Is the game at it's core more like rock paper scissors or, for lack of a better analogy, air hockey? Is the strategy based on anticipating the opponent's next move or reacting quickly and intelligently to counter the previous play? Wizard's Duel may wind up having elements of each. Here are two places where the game design could go one way or the other: shapeshifting and movement.
Shapeshifting could be done simultaneously. Each player secretly chooses an animal and then they are both revealed at the same time, like rock paper scissors. This was my original notion of how it would work. My second thought was that players could alternate shapeshifting so that each turn one player becomes an animal intended to defeat the opponent's current form, and then the next turn must survive in that form after the opponent transforms into a new animal. In case that was confusing here is an example. You are a wolf chasing me. I am a deer running away. When it is my turn I change into a bear, turn around, and attack you. When it is your turn again you change into a bird and fly away. I think this may be closer to the intent of the game, as per Sword in the Stone.
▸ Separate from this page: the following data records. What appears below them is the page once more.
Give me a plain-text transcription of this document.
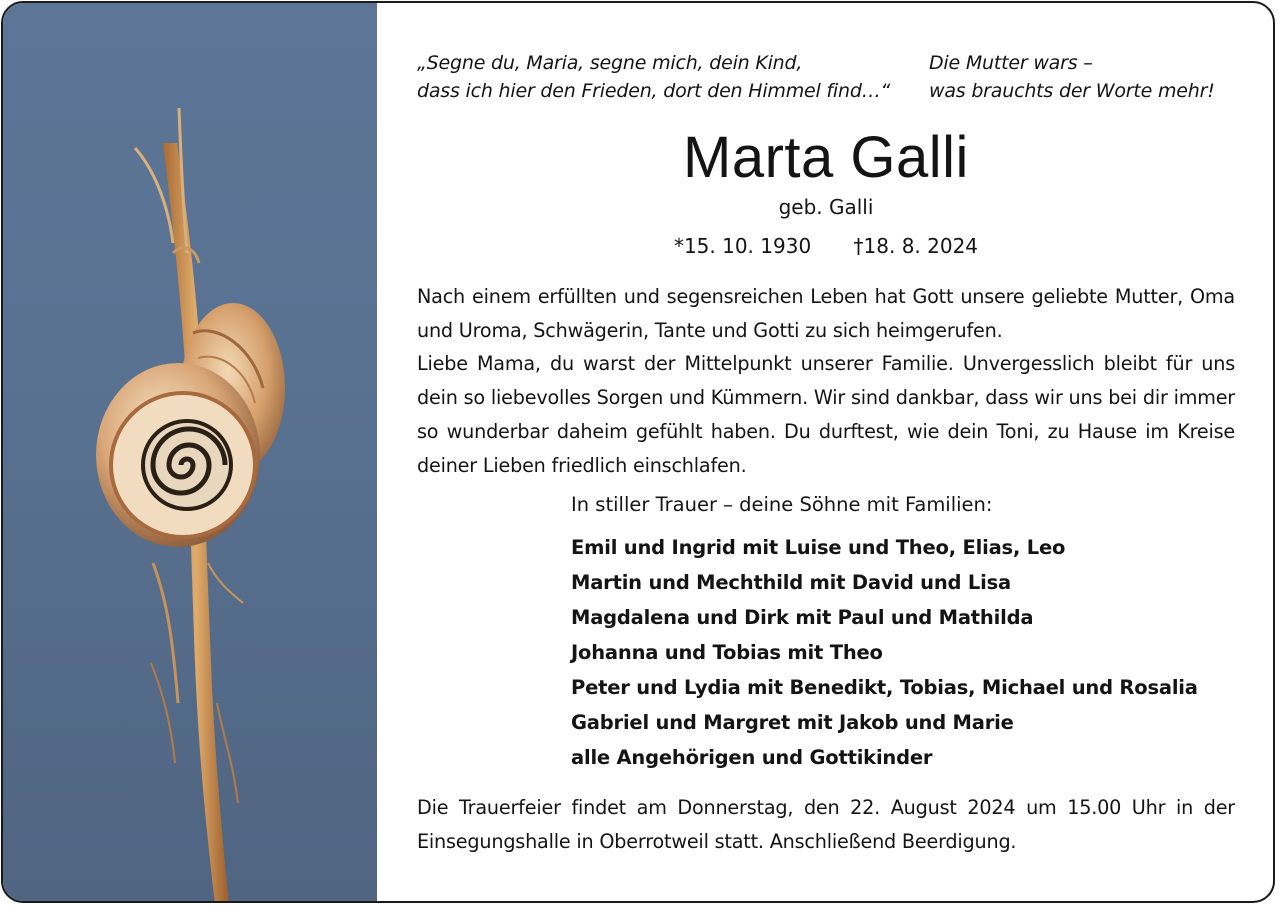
„Segne du, Maria, segne mich, dein Kind,
dass ich hier den Frieden, dort den Himmel find…“
Die Mutter wars –
was brauchts der Worte mehr!
Marta Galli
geb. Galli
*15. 10. 1930 †18. 8. 2024
Nach einem erfüllten und segensreichen Leben hat Gott unsere geliebte Mutter, Oma und Uroma, Schwägerin, Tante und Gotti zu sich heimgerufen.
Liebe Mama, du warst der Mittelpunkt unserer Familie. Unvergesslich bleibt für uns dein so liebevolles Sorgen und Kümmern. Wir sind dankbar, dass wir uns bei dir immer so wunderbar daheim gefühlt haben. Du durftest, wie dein Toni, zu Hause im Kreise deiner Lieben friedlich einschlafen.
In stiller Trauer – deine Söhne mit Familien:
Emil und Ingrid mit Luise und Theo, Elias, Leo
Martin und Mechthild mit David und Lisa
Magdalena und Dirk mit Paul und Mathilda
Johanna und Tobias mit Theo
Peter und Lydia mit Benedikt, Tobias, Michael und Rosalia
Gabriel und Margret mit Jakob und Marie
alle Angehörigen und Gottikinder
Die Trauerfeier findet am Donnerstag, den 22. August 2024 um 15.00 Uhr in der Einsegungshalle in Oberrotweil statt. Anschließend Beerdigung.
There are two different ways that movement could work. Before I explain them let me mention how I do not want movement to happen. I don't want players to take turns moving several spaces at a time, it's too clumsy and artificial. The whole "my turn, your turn" isn't fluid enough. Jon had the idea that each player could choose the direction that they wanted to move secretly and then simultaneously reveal and see what happened, à la rock/paper/scissors. I have this idea about near-simultaneous movement, taking turns moving one space at a time chasing eachother until one animal outpaces the other. Either way I will probably separate it into sprinting and endurance movement phases. More details on that later.
I'm leaning towards reaction oriented on both counts, I think it better matches the flavor of the chase/transform/counter-attack duel between Merlin (The Powerful Wizard) and Mad Madam Mim.
Next up:
- photograph of the board (going with strictly non-digital game production)
- card layout (animal stats)
- turn sequence, movement, & the environment
- attacking
- card drawing
- winning
- cheating
FYI - WizardsDuel.com is forwarding correctly again.
Another aside: Memorable Quotes from Sword in the Stone. Damn I gotta watch that movie again. That and the animated Robin Hood of the same era. I think Cybil's got those DVDs on back order for me but she won't say, it's a surprise.